Muitos destes filmes já foram “mainstream”: ou seja, numa época de tremenda crise no país que era o líder do “mundo livre”, a braços com uma guerra traumatizante do outro lado do mundo (o Vietname) e um presidente que, na Casa Branca, recorria à ilegalidade para estender o seu controlo e poder sobre todas as instituições à sua volta (“when the president does it, that means that it is not illegal”, defender-se-ia assim, Richard Nixon, do “impeachment” que caiu sobre ele antes de se demitir), o cinema norte-americano da década de setenta refletia, no ecrã, todas as ansiedades e inseguranças que viviam na respiração do país e no ambiente de paranoia que contaminava as suas relações sociais e amorosas, uma mistura explosiva que, nas salas de cinema, colocava em causa o lugar dos espectadores dentro de um mundo que era vendido, fora delas, como estável, tolerante e livre.
São filmes de risco, portanto, aqueles que foram saindo da indústria norte-americana nestes anos, muito graças a uma nova geração (descrita como Nova Hollywood) que substituia uma outra envelhecida que já tinha levantado o seu dedo sobre o pulso deste mundo. Dizemos “deste” mundo porque aquele em que vivemos, ainda sobre enorme influência política e cultural norte-americana, em tudo nos lembra aquele que existia há mais de 40 anos, com uma ansiedade talvez reforçada devido ao nosso constante consumo e recurso a plataformas de informação e de imagens que resultam, essencialmente, em lugares de conflito e de saturação, mais do que debate e tolerância. O cinema norte-americano, por outro lado, num momento em que continua a ser a força dominante do circuito mundial de distribuição, já não reflete a mesma independência nos seus trabalhos, preferindo obras que tentam agradar ao espectador (ou a todos os espectadores) em vez de questioná-lo ou beber das suas inseguranças e violência para espelhar aquilo que somos, aquilo que fazemos, e de quem nos rodeamos. Obras íntimas e políticas (sem medo de juntar esses dois mundos e refletir, nas suas personagens, os defeitos e as incorrigíveis decisões que todos repetimos) parecem ter desaparecido de um cinema que procura, agora, ser unânime no seu âmbito, transferindo a sua dose de risco para caracterizações estéreis ou uma experimentação visual e técnica que, até agora, mais nos fala sobre os artifícios das suas formas do que dos artifícios que criámos, nas nossas vidas, para vivermos com os outros, com aquilo que somos, ou com aquilo que rejeitamos querer saber sobre nós.

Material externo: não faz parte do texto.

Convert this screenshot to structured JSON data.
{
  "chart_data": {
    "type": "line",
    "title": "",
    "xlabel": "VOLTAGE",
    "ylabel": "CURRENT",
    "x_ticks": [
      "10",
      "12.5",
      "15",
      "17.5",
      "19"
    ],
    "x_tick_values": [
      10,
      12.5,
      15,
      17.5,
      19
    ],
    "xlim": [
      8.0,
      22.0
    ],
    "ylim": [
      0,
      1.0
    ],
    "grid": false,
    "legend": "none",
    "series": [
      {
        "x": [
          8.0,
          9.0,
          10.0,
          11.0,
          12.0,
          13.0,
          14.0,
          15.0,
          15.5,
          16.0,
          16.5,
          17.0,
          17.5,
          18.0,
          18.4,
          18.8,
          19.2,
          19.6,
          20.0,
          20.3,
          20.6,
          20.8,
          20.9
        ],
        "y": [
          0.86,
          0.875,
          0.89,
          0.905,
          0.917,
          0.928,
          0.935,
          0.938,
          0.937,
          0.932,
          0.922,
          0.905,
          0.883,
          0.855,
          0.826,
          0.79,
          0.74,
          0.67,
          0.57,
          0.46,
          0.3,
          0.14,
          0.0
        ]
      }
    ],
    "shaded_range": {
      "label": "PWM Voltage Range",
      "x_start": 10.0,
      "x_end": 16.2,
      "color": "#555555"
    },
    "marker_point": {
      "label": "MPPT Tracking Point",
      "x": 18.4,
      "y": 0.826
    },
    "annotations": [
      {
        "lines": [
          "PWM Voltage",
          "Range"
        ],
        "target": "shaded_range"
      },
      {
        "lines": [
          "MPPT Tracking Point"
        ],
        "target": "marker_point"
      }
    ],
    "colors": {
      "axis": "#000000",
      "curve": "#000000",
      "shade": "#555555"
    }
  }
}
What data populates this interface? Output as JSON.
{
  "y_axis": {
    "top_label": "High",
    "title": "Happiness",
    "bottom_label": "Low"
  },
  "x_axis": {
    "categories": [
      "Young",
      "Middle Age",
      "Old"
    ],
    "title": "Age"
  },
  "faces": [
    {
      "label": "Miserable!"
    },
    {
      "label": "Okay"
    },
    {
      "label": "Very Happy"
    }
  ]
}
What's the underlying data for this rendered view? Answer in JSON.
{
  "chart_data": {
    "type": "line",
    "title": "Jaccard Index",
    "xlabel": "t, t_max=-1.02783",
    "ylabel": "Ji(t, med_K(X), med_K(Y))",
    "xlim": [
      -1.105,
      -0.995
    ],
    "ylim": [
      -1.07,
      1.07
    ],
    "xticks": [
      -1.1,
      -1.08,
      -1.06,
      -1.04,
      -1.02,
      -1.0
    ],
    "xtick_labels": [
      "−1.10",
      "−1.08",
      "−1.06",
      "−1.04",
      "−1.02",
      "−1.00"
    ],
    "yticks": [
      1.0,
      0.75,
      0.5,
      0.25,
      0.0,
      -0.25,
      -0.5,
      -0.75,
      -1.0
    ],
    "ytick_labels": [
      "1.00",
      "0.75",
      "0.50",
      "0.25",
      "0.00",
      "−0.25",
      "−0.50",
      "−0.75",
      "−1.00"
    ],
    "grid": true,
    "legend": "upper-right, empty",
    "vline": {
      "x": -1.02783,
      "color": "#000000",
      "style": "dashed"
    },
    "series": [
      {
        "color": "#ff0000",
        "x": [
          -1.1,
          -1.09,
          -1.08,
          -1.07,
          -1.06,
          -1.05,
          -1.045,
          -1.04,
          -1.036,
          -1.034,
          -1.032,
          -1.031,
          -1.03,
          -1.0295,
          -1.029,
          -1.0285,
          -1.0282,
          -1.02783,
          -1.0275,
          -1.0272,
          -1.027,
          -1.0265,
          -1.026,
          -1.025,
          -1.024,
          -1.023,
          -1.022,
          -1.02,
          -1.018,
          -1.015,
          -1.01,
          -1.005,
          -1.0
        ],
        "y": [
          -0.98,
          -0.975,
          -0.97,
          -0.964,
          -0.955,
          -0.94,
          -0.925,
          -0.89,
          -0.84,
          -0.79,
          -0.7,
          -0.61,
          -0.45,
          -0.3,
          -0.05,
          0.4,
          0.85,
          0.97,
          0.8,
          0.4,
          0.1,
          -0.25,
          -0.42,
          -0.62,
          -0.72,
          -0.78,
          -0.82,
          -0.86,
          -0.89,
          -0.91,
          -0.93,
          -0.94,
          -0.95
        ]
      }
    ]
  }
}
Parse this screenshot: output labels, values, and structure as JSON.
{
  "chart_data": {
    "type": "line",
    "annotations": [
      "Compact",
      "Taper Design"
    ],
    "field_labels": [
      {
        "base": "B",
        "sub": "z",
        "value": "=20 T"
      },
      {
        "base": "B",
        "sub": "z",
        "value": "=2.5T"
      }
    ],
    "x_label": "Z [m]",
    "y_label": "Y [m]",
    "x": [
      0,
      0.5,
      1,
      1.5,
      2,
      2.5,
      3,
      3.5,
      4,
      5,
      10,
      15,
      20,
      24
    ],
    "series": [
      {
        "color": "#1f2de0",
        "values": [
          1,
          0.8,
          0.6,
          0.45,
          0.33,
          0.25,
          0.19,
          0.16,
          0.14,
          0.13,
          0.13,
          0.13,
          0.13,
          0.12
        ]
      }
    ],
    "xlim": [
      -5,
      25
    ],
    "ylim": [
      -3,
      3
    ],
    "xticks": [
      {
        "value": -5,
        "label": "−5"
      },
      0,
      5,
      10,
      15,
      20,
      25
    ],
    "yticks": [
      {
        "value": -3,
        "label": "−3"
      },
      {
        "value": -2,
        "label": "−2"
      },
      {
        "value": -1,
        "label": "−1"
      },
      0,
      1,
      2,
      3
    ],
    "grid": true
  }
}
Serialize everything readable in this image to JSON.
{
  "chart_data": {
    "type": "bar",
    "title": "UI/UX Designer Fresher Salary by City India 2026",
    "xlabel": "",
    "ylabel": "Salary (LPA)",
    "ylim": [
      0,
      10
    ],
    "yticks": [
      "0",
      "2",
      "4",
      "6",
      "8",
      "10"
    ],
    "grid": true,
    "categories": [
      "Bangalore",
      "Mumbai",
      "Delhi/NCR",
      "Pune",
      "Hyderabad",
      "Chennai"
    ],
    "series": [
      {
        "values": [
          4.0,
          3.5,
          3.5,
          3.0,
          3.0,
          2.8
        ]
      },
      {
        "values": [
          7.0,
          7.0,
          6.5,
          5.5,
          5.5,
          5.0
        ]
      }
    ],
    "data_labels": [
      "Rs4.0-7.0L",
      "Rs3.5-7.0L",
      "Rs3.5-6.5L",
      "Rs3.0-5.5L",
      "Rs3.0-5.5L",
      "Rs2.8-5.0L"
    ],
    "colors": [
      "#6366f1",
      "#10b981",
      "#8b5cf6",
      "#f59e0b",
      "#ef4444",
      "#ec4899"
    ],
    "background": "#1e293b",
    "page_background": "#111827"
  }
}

Estes 22 filmes (oito deles são primeiras exibições na Cinemateca) são, por isso, reflexos de vidas adultas que, espelhadas no cinema, mexiam com aquilo que tomávamos por verdadeiro na vida que vivíamos fora das salas. Dentro delas, os espectadores enchiam as suas cadeiras e viam imagens que os colocavam em causa, rejeitando fórmulas de espanto e de conforto para se focarem no cerne das nossas relações sociais, políticas ou sexuais: os nossos desejos, a nossa corrupção, a nossa inocência, a nossa violência. O Ciclo “American Way of Life: Vidas em Crise” é, por isso, uma seleção de filmes e de personagens (e de atores sem medo) que vivem, como nós, em permanente crise, sem saber para onde se virarem num mundo que lhes pede para seguirem continuamente em frente (um pouco como o mundo nos pede, hoje, para seguirmos continuamente o “feed” de uma rede social e obedecer à sua construção). Estes filmes, vários deles irrepetíveis na indústria de hoje (demasiado chocantes, demasiado bizarros, demasiado reais para as consciências limpas que julgamos ser), são, por isso, mais do que um Ciclo sobre uma época: são uma resposta à ausência que o cinema “mainstream” nos apresenta nas suas salas, hoje, já mais vazias, e que preenche esse espaço, por isso, com olhares que não resolvem as nossas crises mas que trabalham sobre elas e que as tornam na matéria primordial do cinema. Filmes que vibram, assim, pela expressão máxima das nossas vidas no ecrã que melhor refletia o mundo em que (ainda) vivemos.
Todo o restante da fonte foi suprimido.